Desert Flower, Image credit: Wikimedia Commons
Large-scale violent conflicts are devastating in many ways. They cause death, suffering, destruction of infrastructure and resource depletion. Somewhat less visible though, is how they tear apart the delicate social fabric within and between communities. Comprehensive peacebuilding efforts are therefore multidimensional, aiming to sustain peace, support economic consolidation, promote reconciliation, and to restore or establish democracy and the good governance. In achieving the latter, elections are an indispensable instrument.
It is now well established that appropriate electoral rules, which for example set a level playing field for elections, may alleviate social tensions, or if otherwise, exaggerate them. Further, trusted and capable electoral management and electoral justice institutions are necessary (although not sufficient) for the conduct of peaceful and credible elections. As a result, it is common for peace agreements to include specific provisions about the organization of democratic elections (for example in Bosnia and Herzegovina 1995, East Timor 1999, Bougainville 2001, Liberia 2003, the Central African Republic 2013). On the implementation side, the international community often avails electoral assistance throughout the electoral cycle.
While the mechanics of international electoral support - implemented by international governmental and non-governmental organizations - have advanced through decades of practice, one recurring question remains difficult to answer, namely: “When is a good time to conduct the first election after violent conflict, and how to sequence it against other peacebuilding processes”?

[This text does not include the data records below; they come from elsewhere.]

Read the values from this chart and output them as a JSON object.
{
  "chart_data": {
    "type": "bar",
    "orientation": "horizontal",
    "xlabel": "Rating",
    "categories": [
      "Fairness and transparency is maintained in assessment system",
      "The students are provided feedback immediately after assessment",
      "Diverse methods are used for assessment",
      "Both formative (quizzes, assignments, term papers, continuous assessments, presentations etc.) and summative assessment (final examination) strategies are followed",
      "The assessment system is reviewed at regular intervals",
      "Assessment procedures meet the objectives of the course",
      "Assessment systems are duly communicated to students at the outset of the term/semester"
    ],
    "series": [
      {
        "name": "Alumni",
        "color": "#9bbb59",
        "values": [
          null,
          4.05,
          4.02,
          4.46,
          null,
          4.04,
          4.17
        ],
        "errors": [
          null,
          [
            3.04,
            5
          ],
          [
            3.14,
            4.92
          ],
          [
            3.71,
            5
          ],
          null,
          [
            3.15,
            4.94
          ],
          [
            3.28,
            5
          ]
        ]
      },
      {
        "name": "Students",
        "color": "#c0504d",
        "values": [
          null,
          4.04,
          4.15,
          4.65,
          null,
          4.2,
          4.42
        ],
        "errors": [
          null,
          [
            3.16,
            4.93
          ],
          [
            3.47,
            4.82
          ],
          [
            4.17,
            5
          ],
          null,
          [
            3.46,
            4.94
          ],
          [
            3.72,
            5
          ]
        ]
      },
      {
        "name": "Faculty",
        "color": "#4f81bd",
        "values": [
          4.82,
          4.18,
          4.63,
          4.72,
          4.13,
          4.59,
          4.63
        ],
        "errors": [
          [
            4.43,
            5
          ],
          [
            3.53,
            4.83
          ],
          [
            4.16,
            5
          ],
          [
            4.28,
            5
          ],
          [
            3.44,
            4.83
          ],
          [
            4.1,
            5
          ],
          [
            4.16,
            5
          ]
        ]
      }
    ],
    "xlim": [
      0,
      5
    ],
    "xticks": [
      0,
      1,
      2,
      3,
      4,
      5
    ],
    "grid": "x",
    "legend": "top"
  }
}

Organizing elections quickly after violent conflict can be risky, because of non-existent or weak electoral institutions, the need to register a large number of internally displaced persons and refugees, security challenges, and unresolved grievances. On the other hand, long-delayed elections will prolong the establishment of legitimate and representative government and undermine prospects for receiving international development support. Also, the momentum for positive change attained in the peace process may be lost. In either case, if the decision on the timing and sequencing of the first post-conflict elections is not conflict sensitive, it may lead to the relapse of violence. Stark examples are Liberia, following the 1997 elections which were marred with irregularities, or Angola, following the political turmoil and outbreak of violence between the two rounds of the 1992 presidential elections.

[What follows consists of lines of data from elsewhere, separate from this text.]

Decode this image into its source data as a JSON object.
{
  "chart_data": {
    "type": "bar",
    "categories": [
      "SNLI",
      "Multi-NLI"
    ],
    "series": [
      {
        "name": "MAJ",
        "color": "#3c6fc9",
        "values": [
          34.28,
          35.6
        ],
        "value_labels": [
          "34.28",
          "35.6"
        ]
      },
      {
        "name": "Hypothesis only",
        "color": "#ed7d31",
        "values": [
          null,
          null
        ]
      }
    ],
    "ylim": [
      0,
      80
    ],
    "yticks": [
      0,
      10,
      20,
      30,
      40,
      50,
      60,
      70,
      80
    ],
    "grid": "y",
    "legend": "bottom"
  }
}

To contribute to the debate and formulate policy recommendation on this topic, International IDEA has reached out to high-profile experts and organizations involved in providing mediation, peacebuilding and electoral support in countries experiencing democratic transitions (including shifts from war to peace). Key findings, that draw on experts’ inputs and discussions, confirm that decisions on the timing and sequencing of transitional elections will always need to be context specific. However, such decisions need to be the result of a thorough thought process in which all options are carefully weighted. These and other findings will be elaborated in the International IDEA policy paper on the Timing and Sequencing of Transitional Elections, forthcoming in 2018.